Нацуо даже подумать стыдился, как он покажет людям своё напряжённое во время работы лицо. Но эта настырная публика не понимала побуждений, по которым ревностные работники демонстрируют выражение лица. В душе Нацуо, когда на него тяжёлым грузом свалилась непомерная бессмысленность жизни в обществе, эта бессмысленность была столь же прозрачна, как и его душа. Она не представляла собой мутных намёков.
Он обогнул мотоцикл, описал круг и выехал на широкую дорогу.
Ему казалось, что он, совсем как руль машины, держит в руках и космос, и человека. Он понимал причину, но всё равно слова тех невылупившихся художников в Хаконэ и резкие нападки культуриста-корейца переполнили его навек израненную душу. Каждый раз, когда он думал, что забыл об этом, они опять всплывали и бередили рану. Нацуо так и не избавился от мысли, что не может доверять окружающему миру, пока тот остаётся неизменным. Свою уязвимость он считал силой, которой может гордиться каждый.
Он доехал до сада Сиба Рикю. У старых грязных ворот торчал столб и перекрывал машинам въезд в тихий по виду парк.
На входе рассеянно попыхивал сигаретой немолодой охранник в форме. Встретившись с ним глазами, Нацуо, избегая назвать истинную причину своего приезда, спросил:
— Можно выйти к морю?
— Нет, — сухо отрезал охранник. Увидев в руках Нацуо альбом для этюдов, уточнил: — Вы рисуете?
— Да.
— Даже художнику, к сожалению, нельзя выйти к морю.
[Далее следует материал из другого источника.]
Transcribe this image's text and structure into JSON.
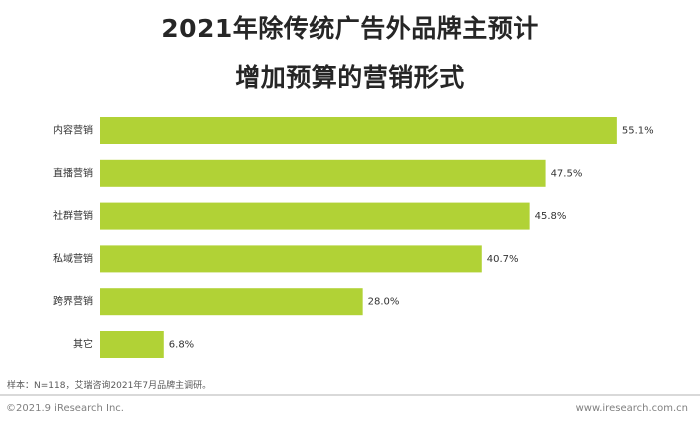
{
  "colors": {
    "bar": "#b1d236",
    "text": "#333333",
    "title": "#262626"
  },
  "chart_data": {
    "type": "bar",
    "orientation": "horizontal",
    "title": "2021年除传统广告外品牌主预计增加预算的营销形式",
    "title_lines": [
      "2021年除传统广告外品牌主预计",
      "增加预算的营销形式"
    ],
    "categories": [
      "内容营销",
      "直播营销",
      "社群营销",
      "私域营销",
      "跨界营销",
      "其它"
    ],
    "values": [
      55.1,
      47.5,
      45.8,
      40.7,
      28.0,
      6.8
    ],
    "value_labels": [
      "55.1%",
      "47.5%",
      "45.8%",
      "40.7%",
      "28.0%",
      "6.8%"
    ],
    "unit": "%",
    "xlim": [
      0,
      56.5
    ],
    "grid": false,
    "legend": "none"
  },
  "footer": {
    "note": "样本：N=118，艾瑞咨询2021年7月品牌主调研。",
    "copyright": "©2021.9 iResearch Inc.",
    "website": "www.iresearch.com.cn"
  }
}
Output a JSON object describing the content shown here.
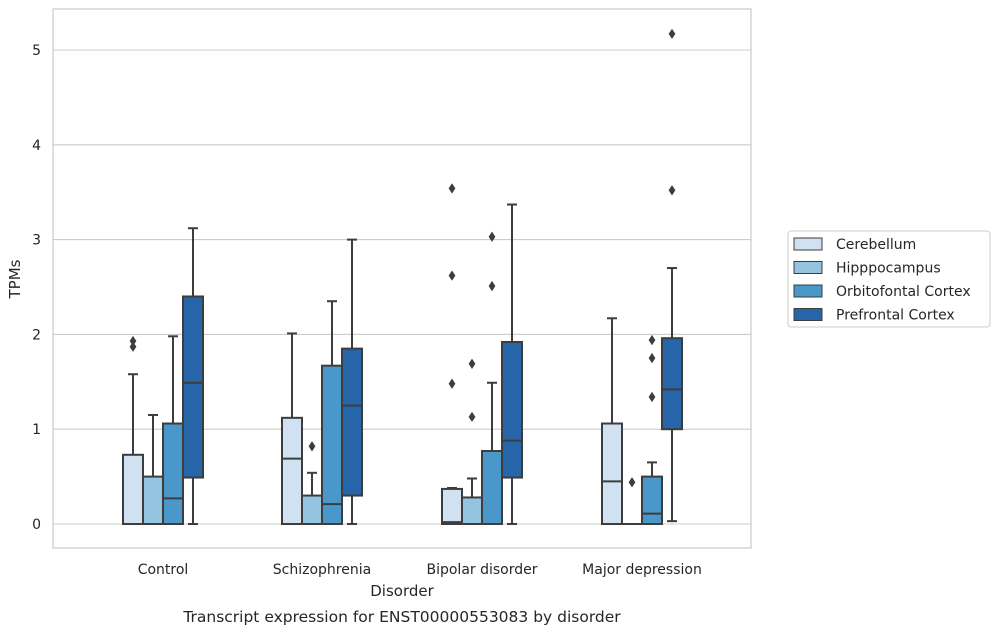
{
  "chart_data": {
    "type": "box",
    "title": "",
    "caption": "Transcript expression for ENST00000553083 by disorder",
    "xlabel": "Disorder",
    "ylabel": "TPMs",
    "ylim": [
      -0.25,
      5.43
    ],
    "yticks": [
      "0",
      "1",
      "2",
      "3",
      "4",
      "5"
    ],
    "grid": "horizontal",
    "legend_position": "right",
    "categories": [
      "Control",
      "Schizophrenia",
      "Bipolar disorder",
      "Major depression"
    ],
    "series": [
      {
        "name": "Cerebellum",
        "color": "#d0e1f2",
        "boxes": [
          {
            "whisker_low": 0,
            "q1": 0,
            "median": 0,
            "q3": 0.73,
            "whisker_high": 1.58,
            "outliers": [
              1.87,
              1.93
            ]
          },
          {
            "whisker_low": 0,
            "q1": 0,
            "median": 0.69,
            "q3": 1.12,
            "whisker_high": 2.01,
            "outliers": []
          },
          {
            "whisker_low": 0,
            "q1": 0,
            "median": 0.02,
            "q3": 0.37,
            "whisker_high": 0.38,
            "outliers": [
              1.48,
              2.62,
              3.54
            ]
          },
          {
            "whisker_low": 0,
            "q1": 0,
            "median": 0.45,
            "q3": 1.06,
            "whisker_high": 2.17,
            "outliers": []
          }
        ]
      },
      {
        "name": "Hipppocampus",
        "color": "#94c4df",
        "boxes": [
          {
            "whisker_low": 0,
            "q1": 0,
            "median": 0,
            "q3": 0.5,
            "whisker_high": 1.15,
            "outliers": []
          },
          {
            "whisker_low": 0,
            "q1": 0,
            "median": 0,
            "q3": 0.3,
            "whisker_high": 0.54,
            "outliers": [
              0.82
            ]
          },
          {
            "whisker_low": 0,
            "q1": 0,
            "median": 0,
            "q3": 0.28,
            "whisker_high": 0.48,
            "outliers": [
              1.13,
              1.69
            ]
          },
          {
            "whisker_low": 0,
            "q1": 0,
            "median": 0,
            "q3": 0,
            "whisker_high": 0,
            "outliers": [
              0.44
            ]
          }
        ]
      },
      {
        "name": "Orbitofontal Cortex",
        "color": "#4a98c9",
        "boxes": [
          {
            "whisker_low": 0,
            "q1": 0,
            "median": 0.27,
            "q3": 1.06,
            "whisker_high": 1.98,
            "outliers": []
          },
          {
            "whisker_low": 0,
            "q1": 0,
            "median": 0.21,
            "q3": 1.67,
            "whisker_high": 2.35,
            "outliers": []
          },
          {
            "whisker_low": 0,
            "q1": 0,
            "median": 0,
            "q3": 0.77,
            "whisker_high": 1.49,
            "outliers": [
              2.51,
              3.03
            ]
          },
          {
            "whisker_low": 0,
            "q1": 0,
            "median": 0.11,
            "q3": 0.5,
            "whisker_high": 0.65,
            "outliers": [
              1.34,
              1.75,
              1.94
            ]
          }
        ]
      },
      {
        "name": "Prefrontal Cortex",
        "color": "#2565a8",
        "boxes": [
          {
            "whisker_low": 0,
            "q1": 0.49,
            "median": 1.49,
            "q3": 2.4,
            "whisker_high": 3.12,
            "outliers": []
          },
          {
            "whisker_low": 0,
            "q1": 0.3,
            "median": 1.25,
            "q3": 1.85,
            "whisker_high": 3.0,
            "outliers": []
          },
          {
            "whisker_low": 0,
            "q1": 0.49,
            "median": 0.88,
            "q3": 1.92,
            "whisker_high": 3.37,
            "outliers": []
          },
          {
            "whisker_low": 0.03,
            "q1": 1.0,
            "median": 1.42,
            "q3": 1.96,
            "whisker_high": 2.7,
            "outliers": [
              3.52,
              5.17
            ]
          }
        ]
      }
    ]
  }
}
Там как раз забор.
Охранник, видимо, хотел пошутить. Нацуо поблагодарил и пошёл дальше. Он понял бессмысленность своего вопроса. Когда он вошёл в старые грязные ворота, в нос ударил пропитавший воздух запах моря. Вязкий, назойливый запах, каким он бывает поздней весной.
В письме говорилось, что его будут ждать рядом с прудом, на скамейке под навесом из глицинии. Пруд действительно тут был. В самом центре сада. Навес из глициний был. Тяжёлые грозди обильно цветущей глицинии. Вокруг только дети и бродяги, изредка попадались парочки: небрежно одетые мужчины и женщины.
Нацуо сел на скамью, раскрыл на коленях альбом для этюдов. На соседней скамье устроился старик, видимо, сочинял стихи: с открытой на коленях тетрадью он вглядывался в космос.
Море было за горой Цукияма. По правую сторону — чёрные стрелы кранов и чёрный корабельный дым, слева — крыши холодильных складов у верфи Такэсиба.
Нацуо терпеливо ждал. Неподалёку бегали дети, их крики эхом отзывались в изрытой ямами земле. И вдруг они смолкли. В ушах стоял только шорох крылышек: над гроздьями глициний вились пчёлы.